Millennials! They’re always so busy with their avocado toasts and Snapchat and whatever else we claim millennials are spending their money on instead of acting responsibly—yet they’re also the lifeblood of our economy, the generation that makes up more of the workforce than any other, and the people that every city needs to remain competitive for the industries of the future. Amazon’s HQ2 shortlist is full of cities populated by millennials. (Indeed, most cities are full of the emotional-support-animal-clutching, casual-dining-killing generation born between the early 1980s and the mid 1990s, while areas further from the urban core tend to attract members of previous generations.) And Mark Cuban, who at 59 years old is just outside the date range for Generation X, knows that millennials are the key to Dallas’s economic future.

To that end, the Shark Tank billionaire urges young folks to consider taking their selfies, buying their brunches, and spending exorbitant sums on apartments in Dallas. To sweeten the deal, he’s got a relocation offer for them: Move and he’ll give ’em free tickets to see the Dallas Mavericks.

Standing outside the American Airlines Center in a promo video for the Dallas Regional Chamber’s “Say Yes to Dallas” campaign, Cuban gushes about how fun the city is. He spends a minute talking the various “corridors” within the city, and helpfully notes that it’s in the middle of the country, which is good for “productivity.” (No word on if the city of Lebanon, Kansas—the actual geographical center of the United States—plans to respond.) Then he makes the offer: “You know what? If you’re thinking about coming to Dallas, Texas, come to the Mavs game,” Cuban offers. “First two tickets are on me, beer’s on you. We’re gonna have fun.”

It sounds like the sort of thing that he might have tossed in off-the-cuff, but the Chamber is taking the offer seriously—they launched a sweepstakes, applicable to anyone interviewing for a job in Dallas, or who recently moved to Dallas for work, in which tickets are awarded to entrants seven days before each Mavericks home game. According to the rules, each game has one prize winner, and it doesn’t say where the seats are.

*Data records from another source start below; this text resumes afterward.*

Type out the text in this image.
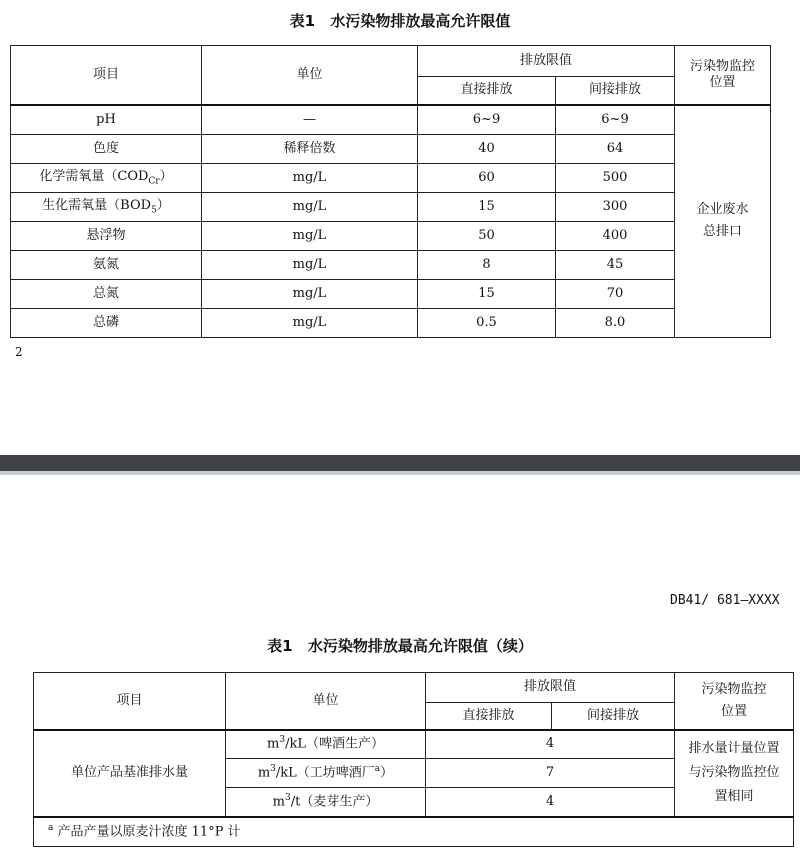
表1 水污染物排放最高允许限值
项目	单位	排放限值		污染物监控
位置

		直接排放	间接排放	
pH	—	6~9	6~9	企业废水
总排口

色度	稀释倍数	40	64	
化学需氧量$(COD_{Cr})$	mg/L	60	500	
生化需氧量$(BOD_5)$	mg/L	15	300	
悬浮物	mg/L	50	400	
氨氮	mg/L	8	45	
总氮	mg/L	15	70	
总磷	mg/L	0.5	8.0	
2
DB41/ 681—XXXX
表1 水污染物排放最高允许限值（续）
项目	单位	排放限值		污染物监控
位置

		直接排放	间接排放	
单位产品基准排水量	$m^3/kL$（啤酒生产）	4		排水量计量位置
与污染物监控位
置相同

	$m^3/kL$（工坊啤酒厂$^a$）	7		
	$m^3/t$（麦芽生产）	4		
$^a$ 产品产量以原麦汁浓度 11°P 计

If they’re trying to entice people to come to Dallas, forcing hapless jobseekers to watch the Mavs might backfire. The team, currently tied for last place in the Western Conference, is 26.5 games out of first place and hasn’t advanced past the first round of the NBA Playoffs since 2011 (when they won it all). The Mavs’ current win percentage is an abysmal .320, and Cuban’s not providing beer—which means that the lucky winners will play sports arena prices for your drink. And since it’s a Mavs game, they’ll likely need a lot of it.

As promotions go, this one isn’t exactly offering an exclusive experience. Did you move to Dallas for a job before December first, the contest’s cut-off date, but still want to go see your new hometown team play? Worry not, tickets for their home game against the Indiana Pacers on February 26 currently run at $7 on StubHub (and they come with a free Dirk Nowitzki bobblehead!). Busy that day? Go on March 6 and you get see them play the Denver Nuggets for $6.

On the other hand, the fact that tickets to see the Mavericks are so cheap is actually kind of a selling point for Dallas. Want to get into the arena for a Houston Rockets game? You’ll be spending at least three times what it costs to see the Mavs, and often a lot more. (Tickets to see the second-place Rockets play the third-place Spurs start at $50 on the secondhand market right now.) Living in a city with a good NBA team might make going to the games cost-prohibitive, but in Dallas, millennials can afford their unicorn toast, fidget spinners, and tickets to see what is technically still a professional basketball team. Take that, other cities.